In late November, 12-year-old Tamir Rice was fatally shot by a Cleveland police officer after two officers responded to a 911 call that someone was brandishing a weapon in a park (it was an airsoft gun). Some five months later, his family is still not any closer to resolution. In fact, they haven't even been able to bury Tamir's body.
The Cuyahoga County Sheriff's Department's ongoing criminal investigation of the officers' actions have delayed the burial, the family says in a motion filed Monday.
“Because it is unknow [sic] whether there may need to be an additional medical examination; the body of Tamir Rice has not be put to rest,” says the motion, published by Cleveland.com. “Tamir Rice not being finally laid to rest prevents emotional healing and incurs a daily expense. The foot dragging of this investigation has now spanned three seasons."
It is not a mystery what happened to Tamir Rice. The shooting was caught on video, and shows an officer firing at Rice seconds after arriving at the scene. "In that video," the motion says, "it is clear that Tamir Rice was shot within a [sic] one second of the officers arrival and he was never given an opportunity to comply with any verbal commands (if they actually had been given)."

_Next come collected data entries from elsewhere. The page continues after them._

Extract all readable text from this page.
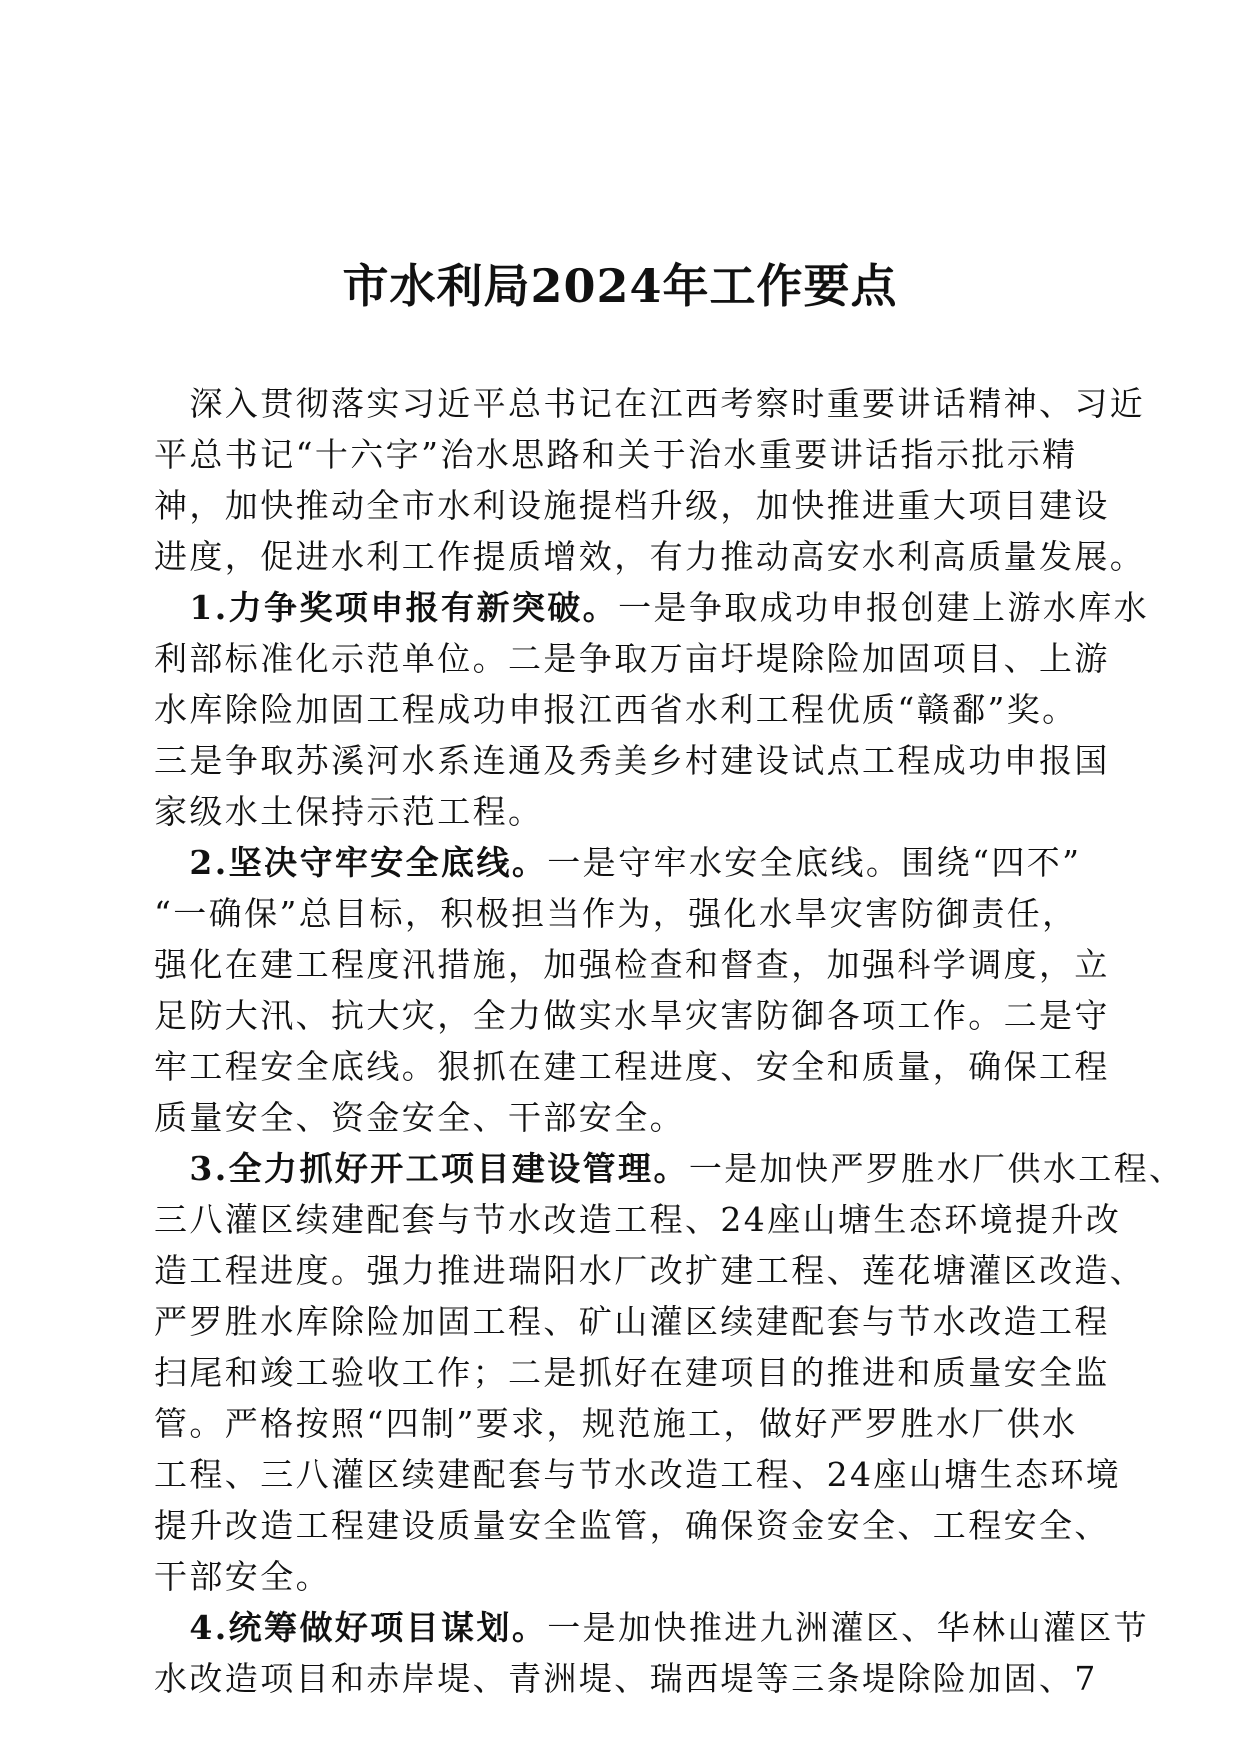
市水利局2024年工作要点
　深入贯彻落实习近平总书记在江西考察时重要讲话精神、习近
平总书记“十六字”治水思路和关于治水重要讲话指示批示精
神，加快推动全市水利设施提档升级，加快推进重大项目建设
进度，促进水利工作提质增效，有力推动高安水利高质量发展。
　1.力争奖项申报有新突破。一是争取成功申报创建上游水库水
利部标准化示范单位。二是争取万亩圩堤除险加固项目、上游
水库除险加固工程成功申报江西省水利工程优质“赣鄱”奖。
三是争取苏溪河水系连通及秀美乡村建设试点工程成功申报国
家级水土保持示范工程。
　2.坚决守牢安全底线。一是守牢水安全底线。围绕“四不”
“一确保”总目标，积极担当作为，强化水旱灾害防御责任，
强化在建工程度汛措施，加强检查和督查，加强科学调度，立
足防大汛、抗大灾，全力做实水旱灾害防御各项工作。二是守
牢工程安全底线。狠抓在建工程进度、安全和质量，确保工程
质量安全、资金安全、干部安全。
　3.全力抓好开工项目建设管理。一是加快严罗胜水厂供水工程、
三八灌区续建配套与节水改造工程、24座山塘生态环境提升改
造工程进度。强力推进瑞阳水厂改扩建工程、莲花塘灌区改造、
严罗胜水库除险加固工程、矿山灌区续建配套与节水改造工程
扫尾和竣工验收工作；二是抓好在建项目的推进和质量安全监
管。严格按照“四制”要求，规范施工，做好严罗胜水厂供水
工程、三八灌区续建配套与节水改造工程、24座山塘生态环境
提升改造工程建设质量安全监管，确保资金安全、工程安全、
干部安全。
　4.统筹做好项目谋划。一是加快推进九洲灌区、华林山灌区节
水改造项目和赤岸堤、青洲堤、瑞西堤等三条堤除险加固、7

The two officers involved, Timothy Loehmann and his partner Frank Garmback, have asked a federal judge to halt the family's federal civil rights lawsuit while the sheriff completes an independent criminal investigation. Neither have been charged in Rice's death. City attorneys argued in Loehmann and Garmback's motion that they fear their answers in the federal investigation may self-incriminate them in the criminal case, "where the stakes are significantly higher and their liberty is directly at risk."
If the officers get their wish, the family worries that more delay would weaken their case, as eyewitnesses’ memories fade.
"Plaintiffs are incurring expense daily and are unsure if they can finally rest Tamir Rice due to the pending investigation," the motion says. "A stay would exacerbate this expense and emotional distress." Samaria Rice, Tamir's mother, is now living in a homeless shelter because she "could no longer live next door to the killing field of her son."